Now we use the variable "size" as a column variable, so that we can see the summary statistics in two blocks of columns (separately for larger and smaller firms). Because "size" is the innermost index column of our three index columns (they are the three columns we passed to the groupby variable), we can use the unstack method to split the main table by the unique values in the "size" index. We also round the values to two decimal places using .round(2). The ‘smaller’ and ‘larger’ categories now appear under the three headings mean_m, sd_m, and obs separately.

table_stats2.unstack().round(2)
mean_m sd_m obs
size smaller larger smaller larger smaller larger
Country ownership
Brazil Dispersed shareholders 3.06 3.48 0.67 0.73 28.0 45.0
Family owned, external CEO 2.82 2.99 0.73 0.69 8.0 10.0
Family owned, family CEO 2.50 2.70 0.67 0.64 80.0 41.0
Founder 2.35 2.66 0.52 0.59 124.0 72.0
Government 4.00 2.44 NaN 1.18 1.0 2.0
Managers 2.64 2.51 0.57 0.63 23.0 7.0
Other 2.57 3.01 0.40 0.54 13.0 29.0
Private equity 3.23 NaN 0.59 NaN 5.0 NaN
Private individuals 2.69 2.94 0.71 0.52 39.0 42.0
Canada Dispersed shareholders 3.43 3.52 0.60 0.58 53.0 53.0
Family owned, external CEO 2.90 3.31 0.47 0.49 6.0 9.0
Family owned, family CEO 2.75 3.02 0.55 0.61 25.0 14.0
Founder 2.86 3.01 0.56 0.69 37.0 14.0
Government 3.00 NaN NaN NaN 1.0 NaN
Managers 3.17 3.01 0.49 0.57 5.0 5.0
Other 3.15 3.33 0.44 0.40 16.0 12.0
Private equity 3.34 3.12 0.67 0.58 11.0 21.0
Private individuals 2.90 3.46 0.60 0.45 66.0 37.0
United States Dispersed shareholders 3.45 3.50 0.56 0.56 158.0 295.0
Family owned, external CEO 2.86 3.45 0.63 0.54 6.0 22.0
Family owned, family CEO 2.96 3.44 0.68 0.58 73.0 42.0
Founder 3.14 3.14 0.61 0.51 60.0 28.0
Government NaN 4.06 NaN NaN NaN 1.0
Managers 3.57 3.80 0.66 0.73 6.0 6.0
Other 3.06 3.48 0.74 0.48 21.0 31.0
Private equity 3.34 3.50 0.48 0.43 27.0 27.0
Private individuals 3.07 3.40 0.61 0.68 93.0 68.0

So far, we have looked at associations between firm characteristics and management practices, but have not made any causal statements. We will now discuss the difficulties with making causal statements using this data and examine how we might determine the direction of causation.

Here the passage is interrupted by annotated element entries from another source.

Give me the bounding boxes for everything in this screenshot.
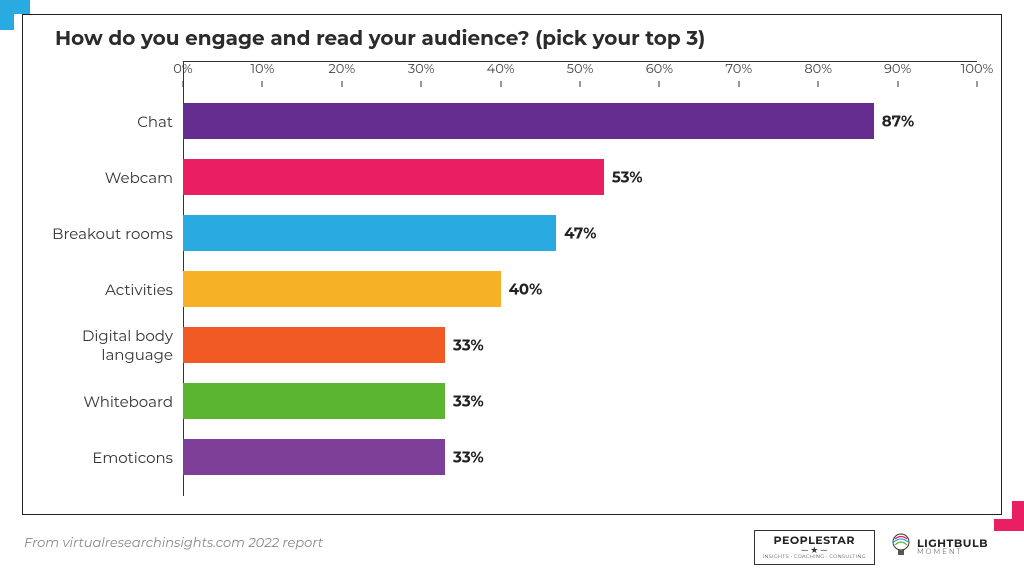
x-tick: 10% <box>250 61 274 77</box>
bar-row: Whiteboard33% <box>183 375 977 427</box>
bar-track: 33% <box>183 327 977 363</box>
bar <box>183 383 445 419</box>
bar-label: Whiteboard <box>23 392 183 411</box>
lightbulb-text: LIGHTBULB MOMENT <box>917 539 988 555</box>
bar-track: 53% <box>183 159 977 195</box>
bar-value: 53% <box>612 168 643 187</box>
footer-source: From virtualresearchinsights.com 2022 re… <box>24 535 323 551</box>
lightbulb-line2: MOMENT <box>917 549 988 555</box>
bar-label: Chat <box>23 112 183 131</box>
accent-bottom-right <box>994 501 1024 531</box>
bar-row: Digital body language33% <box>183 319 977 371</box>
chart-frame: How do you engage and read your audience… <box>22 14 1002 515</box>
x-tick: 20% <box>328 61 355 77</box>
bar-row: Webcam53% <box>183 151 977 203</box>
bar-value: 33% <box>453 392 484 411</box>
bar-row: Emoticons33% <box>183 431 977 483</box>
peoplestar-tagline: INSIGHTS • COACHING • CONSULTING <box>763 555 866 560</box>
x-tick: 60% <box>646 61 673 77</box>
bar-row: Chat87% <box>183 95 977 147</box>
chart-title: How do you engage and read your audience… <box>23 25 1001 61</box>
bar-value: 33% <box>453 448 484 467</box>
bar <box>183 271 501 307</box>
bar-track: 33% <box>183 383 977 419</box>
bar-row: Activities40% <box>183 263 977 315</box>
x-tick: 0% <box>173 61 192 77</box>
bar-value: 40% <box>509 280 543 299</box>
bar-track: 47% <box>183 215 977 251</box>
bar-value: 47% <box>564 224 596 243</box>
bar-label: Breakout rooms <box>23 224 183 243</box>
bar <box>183 159 604 195</box>
bar <box>183 103 874 139</box>
bar-track: 87% <box>183 103 977 139</box>
x-tick: 40% <box>487 61 515 77</box>
lightbulb-logo: LIGHTBULB MOMENT <box>889 531 988 565</box>
lightbulb-icon <box>889 531 913 565</box>
x-axis-ticks: 0%10%20%30%40%50%60%70%80%90%100% <box>183 61 977 83</box>
bar <box>183 327 445 363</box>
x-tick: 100% <box>961 61 994 77</box>
x-tick: 30% <box>408 61 435 77</box>
peoplestar-logo: PEOPLESTAR ─ ★ ─ INSIGHTS • COACHING • C… <box>754 530 875 565</box>
bar-label: Digital body language <box>23 326 183 364</box>
x-tick: 90% <box>884 61 911 77</box>
bar-label: Webcam <box>23 168 183 187</box>
x-tick: 70% <box>725 61 752 77</box>
bars-container: Chat87%Webcam53%Breakout rooms47%Activit… <box>183 83 977 483</box>
bar-row: Breakout rooms47% <box>183 207 977 259</box>
bar <box>183 439 445 475</box>
bar-value: 87% <box>882 112 914 131</box>
bar-track: 40% <box>183 271 977 307</box>
x-tick: 50% <box>567 61 594 77</box>
bar-label: Emoticons <box>23 448 183 467</box>
x-tick: 80% <box>804 61 832 77</box>
bar-value: 33% <box>453 336 484 355</box>
plot-area: 0%10%20%30%40%50%60%70%80%90%100% Chat87… <box>183 61 977 481</box>
bar-label: Activities <box>23 280 183 299</box>
page: How do you engage and read your audience… <box>0 0 1024 573</box>
bar <box>183 215 556 251</box>
bar-track: 33% <box>183 439 977 475</box>
logos: PEOPLESTAR ─ ★ ─ INSIGHTS • COACHING • C… <box>754 530 988 565</box>
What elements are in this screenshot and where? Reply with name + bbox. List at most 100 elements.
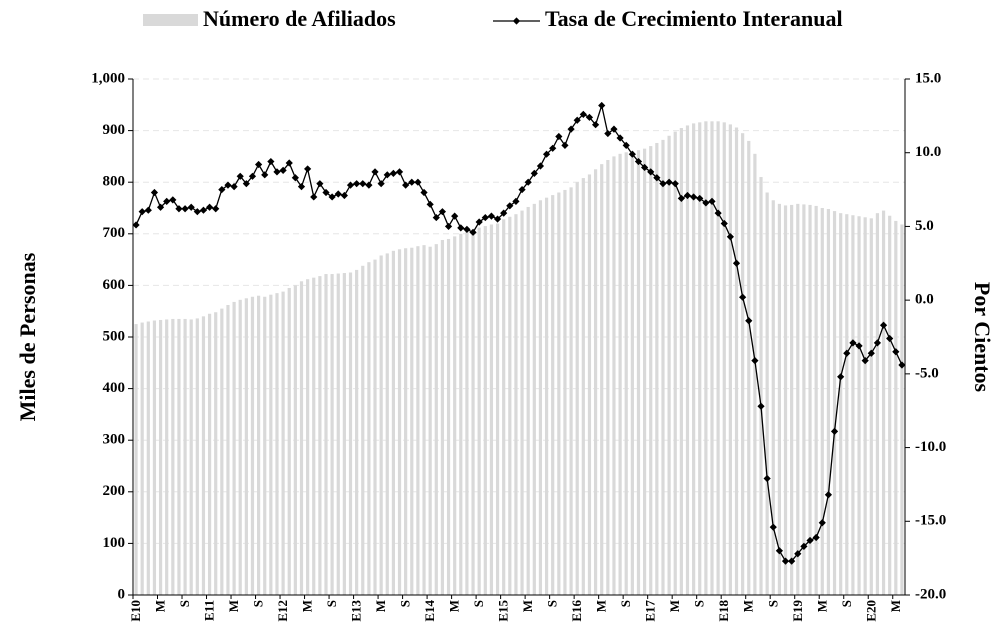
marker: [653, 174, 661, 182]
bar: [636, 150, 641, 595]
marker: [867, 349, 875, 357]
bar: [820, 208, 824, 595]
marker: [775, 547, 783, 555]
y-tick-label: 1,000: [91, 70, 125, 86]
x-tick-label: M: [741, 600, 756, 612]
marker: [561, 141, 569, 149]
marker: [255, 160, 263, 169]
bar: [299, 281, 304, 595]
marker: [475, 218, 483, 226]
marker: [591, 121, 600, 129]
bar: [581, 178, 585, 595]
y2-tick-label: -5.0: [915, 365, 939, 381]
bar: [716, 121, 720, 595]
marker: [408, 178, 416, 186]
bar: [808, 204, 812, 596]
y-axis-title: Miles de Personas: [15, 252, 40, 421]
marker: [285, 159, 293, 167]
bar: [777, 203, 781, 595]
bar: [477, 227, 481, 595]
marker: [659, 180, 667, 188]
marker: [353, 180, 361, 188]
bar: [551, 195, 555, 595]
marker: [132, 221, 140, 229]
marker: [469, 228, 477, 236]
y2-tick-label: 0.0: [915, 292, 934, 308]
marker: [205, 203, 214, 211]
marker: [824, 491, 833, 499]
bar: [667, 135, 671, 595]
marker: [843, 349, 851, 357]
bar: [183, 318, 187, 595]
bar: [373, 259, 377, 595]
bar: [453, 236, 457, 595]
marker: [248, 172, 257, 180]
marker: [579, 110, 587, 118]
bar: [324, 274, 328, 595]
bar: [790, 204, 794, 596]
x-tick-label: S: [324, 600, 339, 607]
marker: [898, 361, 906, 369]
bar: [875, 213, 880, 595]
bar: [796, 203, 800, 595]
marker: [751, 356, 759, 365]
bar: [532, 203, 536, 595]
y2-tick-label: -20.0: [915, 586, 946, 602]
marker: [641, 163, 649, 172]
bar: [483, 226, 487, 595]
marker: [800, 542, 808, 550]
marker: [328, 193, 336, 201]
bar: [404, 248, 408, 596]
x-tick-label: E12: [275, 600, 290, 622]
y-tick-label: 400: [103, 380, 126, 396]
legend-marker: [512, 17, 521, 25]
bar: [900, 224, 904, 595]
marker: [879, 321, 888, 329]
marker: [555, 132, 563, 141]
marker: [812, 533, 820, 542]
bar: [869, 218, 873, 595]
marker: [426, 200, 434, 208]
bar: [306, 279, 310, 595]
bar: [753, 153, 757, 595]
bar: [624, 152, 628, 595]
marker: [438, 208, 447, 216]
y-tick-label: 0: [118, 586, 126, 602]
marker: [573, 116, 581, 124]
bar: [440, 239, 445, 595]
marker: [383, 171, 391, 179]
bar: [575, 182, 579, 595]
bar: [361, 265, 365, 595]
bar: [238, 299, 242, 595]
marker: [218, 185, 226, 194]
marker: [377, 180, 385, 188]
bar: [171, 318, 175, 595]
bar: [734, 127, 739, 595]
marker: [720, 219, 728, 228]
marker: [334, 190, 342, 198]
y-tick-label: 300: [103, 432, 126, 448]
y-tick-label: 600: [103, 277, 126, 293]
bar: [220, 308, 224, 595]
bar: [330, 274, 334, 595]
marker: [512, 197, 520, 205]
marker: [230, 183, 238, 191]
bar: [214, 312, 218, 595]
marker: [457, 224, 465, 232]
bar: [563, 189, 567, 595]
marker: [628, 150, 636, 158]
bar: [367, 262, 371, 595]
x-tick-label: S: [692, 600, 707, 607]
bar: [416, 246, 420, 595]
marker: [291, 174, 299, 182]
bar: [232, 301, 236, 595]
marker: [647, 168, 655, 176]
x-tick-label: M: [520, 600, 535, 612]
marker: [739, 293, 747, 301]
bar: [269, 294, 273, 595]
bar: [342, 273, 346, 595]
marker: [481, 213, 489, 222]
x-tick-label: S: [471, 600, 486, 607]
x-tick-label: E20: [863, 600, 878, 622]
y2-axis-title: Por Cientos: [970, 282, 995, 393]
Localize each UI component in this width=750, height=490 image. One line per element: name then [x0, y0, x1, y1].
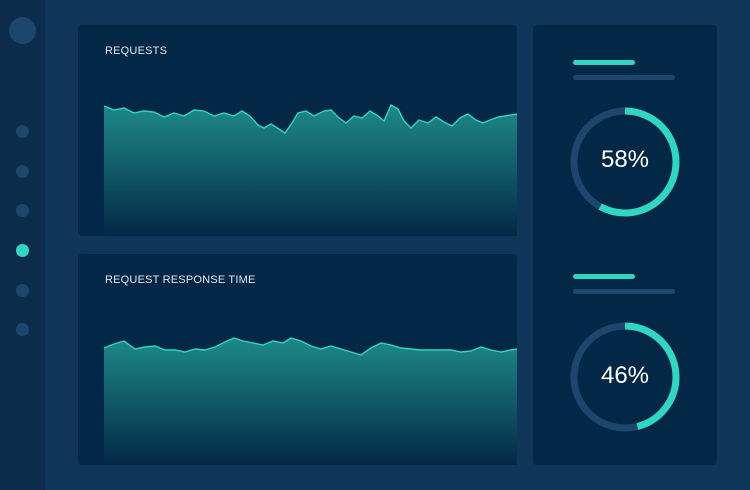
nav-item-5[interactable] [16, 284, 29, 297]
gauge-2-value: 46% [600, 362, 650, 389]
nav-item-3[interactable] [16, 204, 29, 217]
requests-area-fill [104, 105, 517, 236]
requests-panel: REQUESTS [78, 25, 517, 236]
response-time-area-fill [104, 338, 517, 465]
response-time-area-chart [103, 337, 517, 465]
response-time-title: REQUEST RESPONSE TIME [105, 274, 256, 286]
nav-item-6[interactable] [16, 323, 29, 336]
gauge-1-value: 58% [600, 146, 650, 173]
requests-line [103, 104, 517, 134]
kpi-2-title-bar [573, 274, 635, 279]
gauge-2-progress [570, 322, 680, 432]
kpi-2-subtitle-bar [573, 289, 675, 294]
response-time-line [103, 337, 517, 356]
avatar[interactable] [9, 17, 36, 44]
requests-area-chart [103, 104, 517, 236]
kpi-1-title-bar [573, 60, 635, 65]
nav-item-2[interactable] [16, 165, 29, 178]
nav-item-4-active[interactable] [16, 244, 29, 257]
gauge-1-progress [570, 107, 680, 217]
response-time-panel: REQUEST RESPONSE TIME [78, 254, 517, 465]
nav-item-1[interactable] [16, 125, 29, 138]
kpi-1-subtitle-bar [573, 75, 675, 80]
gauge-2 [570, 322, 680, 432]
gauge-1 [570, 107, 680, 217]
requests-title: REQUESTS [105, 45, 168, 57]
sidebar [0, 0, 45, 490]
kpi-panel: 58% 46% [533, 25, 717, 465]
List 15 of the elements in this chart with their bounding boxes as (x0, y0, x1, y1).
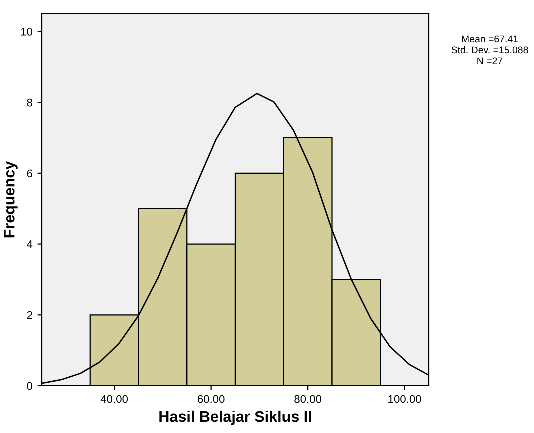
x-axis-title: Hasil Belajar Siklus II (160, 410, 312, 426)
y-axis-title: Frequency (4, 161, 18, 238)
y-tick-label: 0 (27, 382, 33, 390)
y-tick-label: 2 (27, 311, 32, 320)
y-tick-label: 6 (27, 170, 32, 178)
y-tick-label: 4 (27, 240, 33, 248)
y-tick-label: 8 (27, 98, 32, 107)
x-tick-label: 100.00 (388, 395, 422, 404)
text: N =27 (478, 58, 503, 65)
x-tick-label: 80.00 (294, 395, 322, 404)
text: Std. Dev. =15.088 (452, 46, 528, 54)
x-tick-label: 60.00 (198, 395, 225, 404)
x-tick-label: 40.00 (100, 395, 128, 404)
text: Mean =67.41 (462, 36, 518, 43)
y-tick-label: 10 (21, 28, 33, 36)
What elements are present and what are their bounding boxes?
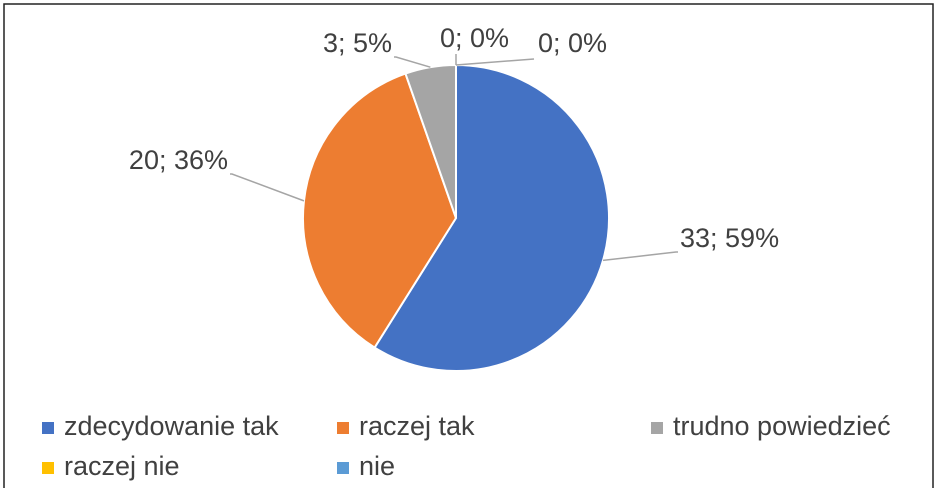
leader-line	[394, 56, 431, 68]
legend-label: raczej nie	[64, 451, 180, 481]
legend-swatch	[42, 422, 54, 434]
legend-swatch	[337, 462, 349, 474]
pie-slice	[373, 63, 610, 372]
data-label: 33; 59%	[680, 223, 779, 253]
legend-swatch	[337, 422, 349, 434]
legend-swatch	[651, 422, 663, 434]
leader-line	[230, 173, 305, 202]
leader-line	[602, 251, 678, 262]
data-label: 3; 5%	[323, 28, 392, 58]
legend-label: nie	[359, 451, 395, 481]
legend-swatch	[42, 462, 54, 474]
legend-label: raczej tak	[359, 411, 475, 441]
legend-label: trudno powiedzieć	[673, 411, 891, 441]
leader-line	[455, 58, 535, 66]
data-label: 0; 0%	[440, 23, 509, 53]
legend-label: zdecydowanie tak	[64, 411, 279, 441]
data-label: 0; 0%	[538, 28, 607, 58]
data-label: 20; 36%	[129, 145, 228, 175]
chart-frame	[3, 3, 934, 488]
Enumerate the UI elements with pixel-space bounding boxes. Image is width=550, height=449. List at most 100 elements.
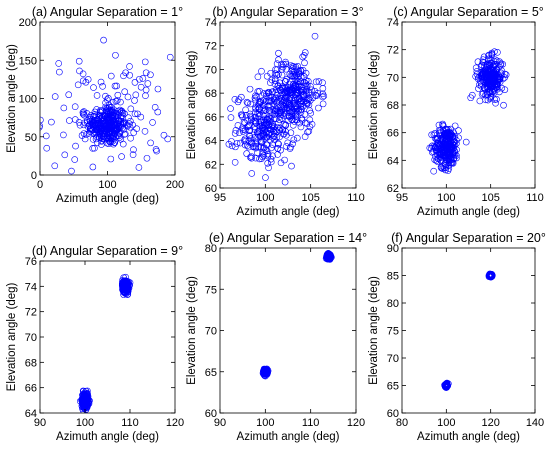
data-point — [141, 58, 149, 66]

  1. For each of the following variables, explain how it could affect management practices, and then explain how management practices could affect it:
  • education level of managers (percentage with a college degree)
  • number of competitors
  • firm size (number of employees).
  1. One way to establish the direction of causation is through a randomized field experiment. Read the discussion on pages 22–23 of the Bloom et al. paper (the section ‘Experimental Evidence on Management Quality and Firm Performance’) about one such experiment that was conducted in Indian textile factories.
  • Briefly describe the idea behind a randomized field experiment, and explain, with reference to the results of the experiment in India, whether we can use it to determine the direction of causation between management practice and firm performance. The paper ‘Does Management Matter? Evidence from India’ provides more details about the experiment (pages 9–10 are particularly useful).
  • Figure 12 in the paper shows productivity in treatment and control firms over time, with 95% confidence intervals. Use the information in the chart to describe the effect of the treatment on firm productivity.